GAM: General Auxetic Metamaterial with Tunable 3D Auxetic Behavior Using the Same Unit Cell Boundary Connectivity

Research on auxetic metamaterials is important due to their high performance against impact loadings and their usefulness in actuators, among other applications. These metamaterials offer a negative Poisson's ratio at the macro level. However, usual auxetic metamaterials face challenges in (1) grading the effect, (2) coupling and combining auxetic metamaterials with non-auxetic materials due to boundary compatibility, (3) obtaining the same auxetic behavior in all directions in the transverse plane, and (4) adapting the regular geometry to the component design boundary and shape. The goal of this paper is to present a novel, recently patented tunable 3D metamaterial created to reproduce a wide spectrum of 3D auxetic and non-auxetic Poisson's ratios and Young's moduli.
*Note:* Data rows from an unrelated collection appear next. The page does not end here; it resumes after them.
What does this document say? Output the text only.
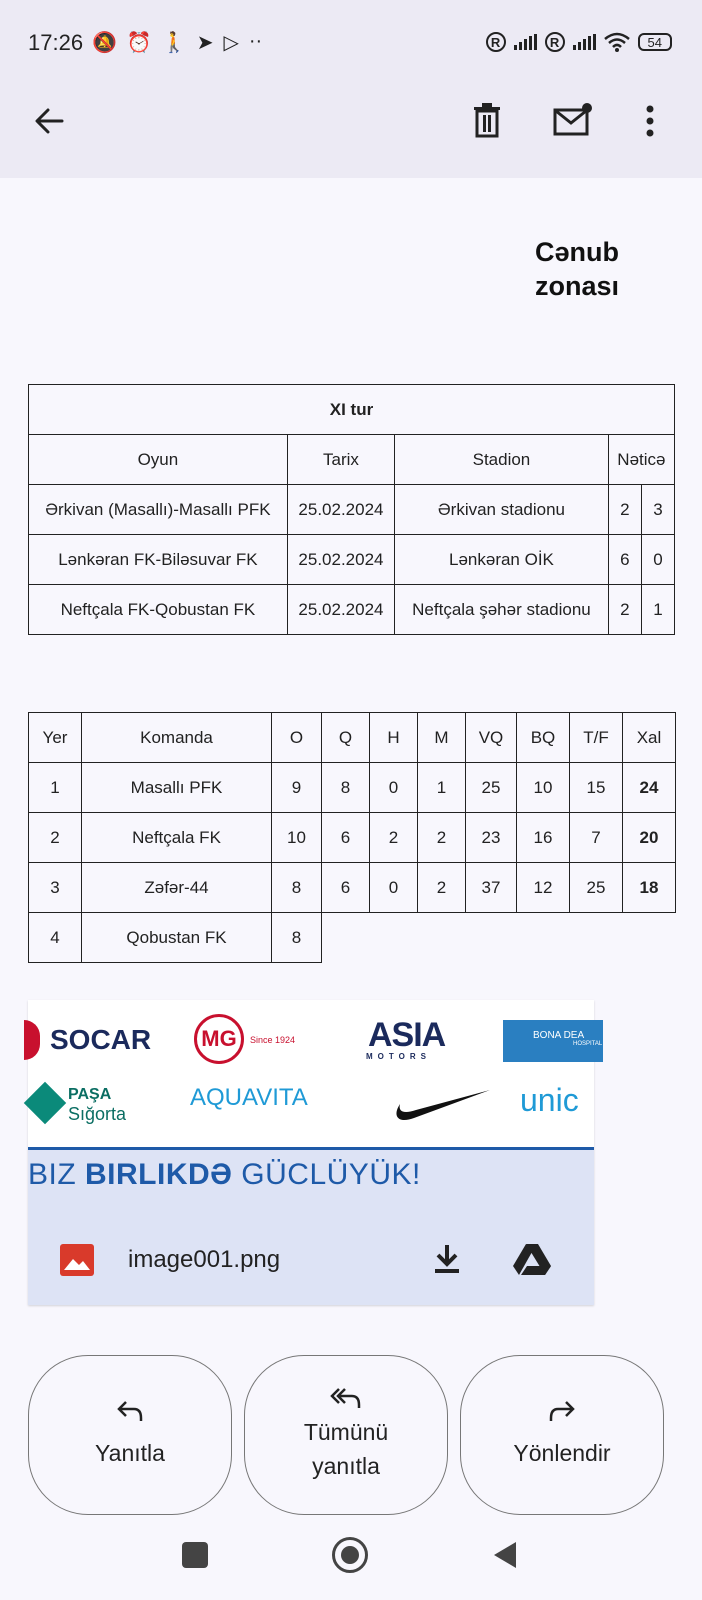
17:26 🔕 ⏰ 🚶 ➤ ▷ ··	R	R	54
Cənub
zonası
XI tur				
Oyun	Tarix	Stadion	Nəticə	
Ərkivan (Masallı)-Masallı PFK	25.02.2024	Ərkivan stadionu	2	3
Lənkəran FK-Biləsuvar FK	25.02.2024	Lənkəran OİK	6	0
Neftçala FK-Qobustan FK	25.02.2024	Neftçala şəhər stadionu	2	1
Yer	Komanda	O	Q	H	M	VQ	BQ	T/F	Xal
1	Masallı PFK	9	8	0	1	25	10	15	24
2	Neftçala FK	10	6	2	2	23	16	7	20
3	Zəfər-44	8	6	0	2	37	12	25	18
4	Qobustan FK	8							
SOCAR	MG	Since 1924 ASIA
MOTORS
BONA DEA
HOSPITAL
PAŞA
Sığorta
AQUAVITA	unic
BIZ BIRLIKDƏ GÜCLÜYÜK!
image001.png
Yanıtla
Tümünü
yanıtla	Yönlendir
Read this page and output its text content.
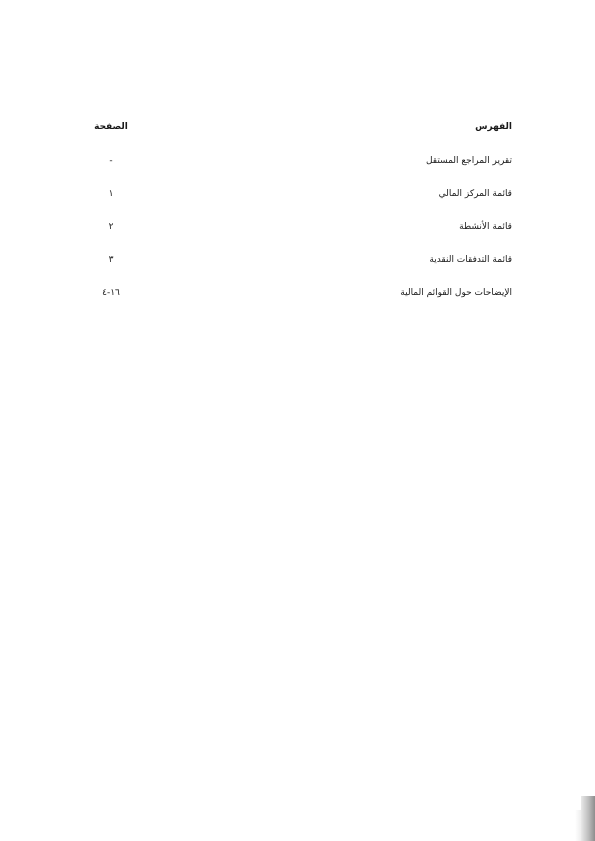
الفهرس
الصفحة
تقرير المراجع المستقل
-
قائمة المركز المالي
١
قائمة الأنشطة
٢
قائمة التدفقات النقدية
٣
الإيضاحات حول القوائم المالية
١٦-٤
This wide range is obtained using the same basic unit cell geometry and boundary connections with neighboring cells, facilitating designs using functionally graded metamaterials as only the connectivity and position of the cell's internal nodes are modified. Based on simple spatial triangularization, the metamaterial is easily scalable and better accommodates spatial curvatures or boundaries by changing the locations of nodes and lengths of bars.

Automated summary

The goal of this research is to introduce a novel tunable 3D metamaterial that can reproduce a wide spectrum of 3D auxetic and non-auxetic Poisson's ratios and Young's moduli. By changing the connectivity and position of the cell's internal nodes, this metamaterial can accommodate different spatial curvatures and boundaries. This wide range of variation is achieved through simple spatial triangularization and allows for better adaptability to component design boundaries and shapes.